Simulate failure and switch. Useful for testing without HA software.

# On primary: Unmount and stop
# Explanation: Cleanly unmount to avoid errors.
umount /mnt/testfs-ost0000

# On failover: Mount
# Explanation: Mount on the backup node.
mount.lustre /dev/sdc /mnt/testfs-ost0000

# Mark degraded (optional during RAID rebuild, prevents new allocations)
# Explanation: Sets degraded flag to avoid writing new data during recovery.
lctl set_param obdfilter.testfs-OST0000.degraded=1

Monitor recovery with lctl get_param obdfilter.*.recovery_status.

Integration with Pacemaker

Pacemaker handles automatic failover. It's a cluster resource manager that detects failures and migrates resources.

# Install
# Explanation: Installs Pacemaker and dependencies on RHEL-like systems.
dnf install pacemaker corosync pcs fence-agents-all

# Configure cluster
# Explanation: Authenticates nodes and sets up the cluster.
pcs cluster auth node1 node2
pcs cluster setup --name lustre_ha node1 node2
pcs cluster start --all
pcs cluster enable --all

# Add STONITH (fencing)
# Explanation: Configures fencing device (e.g., IPMI) to power off failed nodes, preventing corruption.
pcs stonith create fence_ipmi fence_ipmilan pcmk_host_list="node1 node2" ipaddr="bmc_ip" login="admin" passwd="pass" lanplus=1

# Add Lustre resources (as above)

Monitor: pcs status. For SLES, use zypper instead of dnf. Test by killing processes or pulling cables.

Best Practices

These practices ensure reliable failover operations.

For recovery tuning, see manual sections on IR (Imperative Recovery) and VBR (Version-Based Recovery).
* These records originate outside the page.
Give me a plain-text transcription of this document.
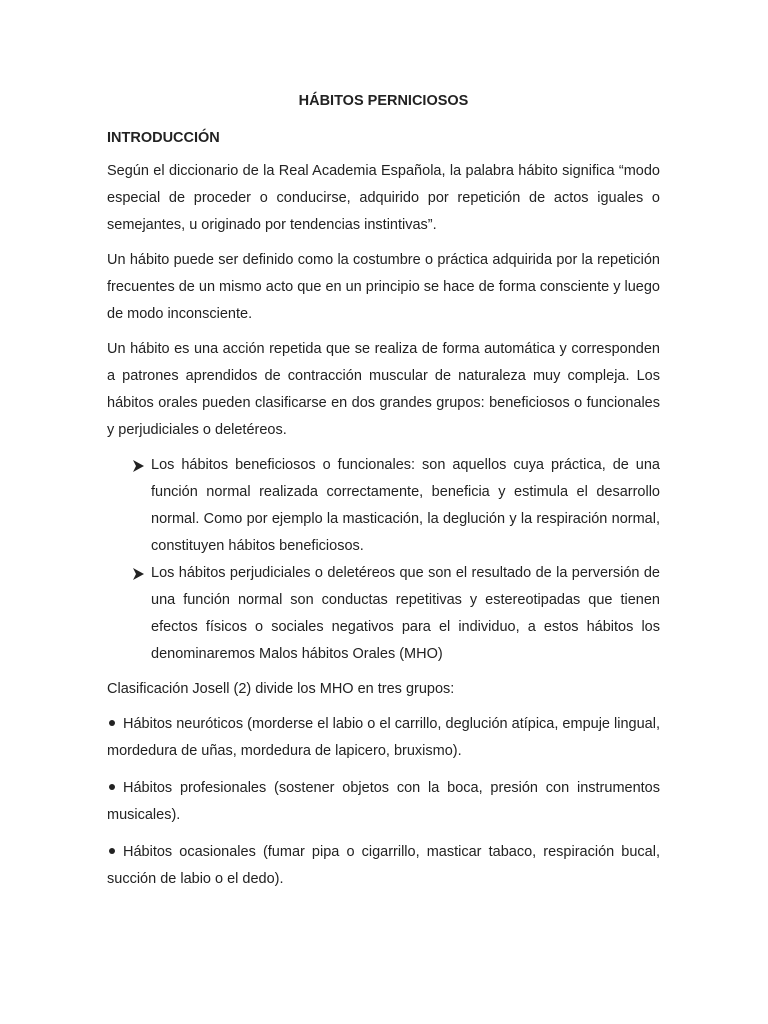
HÁBITOS PERNICIOSOS
INTRODUCCIÓN

Según el diccionario de la Real Academia Española, la palabra hábito significa “modo especial de proceder o conducirse, adquirido por repetición de actos iguales o semejantes, u originado por tendencias instintivas”.

Un hábito puede ser definido como la costumbre o práctica adquirida por la repetición frecuentes de un mismo acto que en un principio se hace de forma consciente y luego de modo inconsciente.

Un hábito es una acción repetida que se realiza de forma automática y corresponden a patrones aprendidos de contracción muscular de naturaleza muy compleja. Los hábitos orales pueden clasificarse en dos grandes grupos: beneficiosos o funcionales y perjudiciales o deletéreos.

Los hábitos beneficiosos o funcionales: son aquellos cuya práctica, de una función normal realizada correctamente, beneficia y estimula el desarrollo normal. Como por ejemplo la masticación, la deglución y la respiración normal, constituyen hábitos beneficiosos.
Los hábitos perjudiciales o deletéreos que son el resultado de la perversión de una función normal son conductas repetitivas y estereotipadas que tienen efectos físicos o sociales negativos para el individuo, a estos hábitos los denominaremos Malos hábitos Orales (MHO)

Clasificación Josell (2) divide los MHO en tres grupos:

Hábitos neuróticos (morderse el labio o el carrillo, deglución atípica, empuje lingual, mordedura de uñas, mordedura de lapicero, bruxismo).

Hábitos profesionales (sostener objetos con la boca, presión con instrumentos musicales).

Hábitos ocasionales (fumar pipa o cigarrillo, masticar tabaco, respiración bucal, succión de labio o el dedo).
No major failover changes in 2.17, but check release notes for minor fixes.

Additional Tips

For large-scale deployments, consider active/active for all components to utilize hardware fully. Enable debug logging during tests: lctl set_param debug=+ha. Join Lustre community forums for real-world advice. In cloud setups, use managed shared storage like EBS with multi-attach. Always benchmark post-failover performance with IOR to ensure no degradation.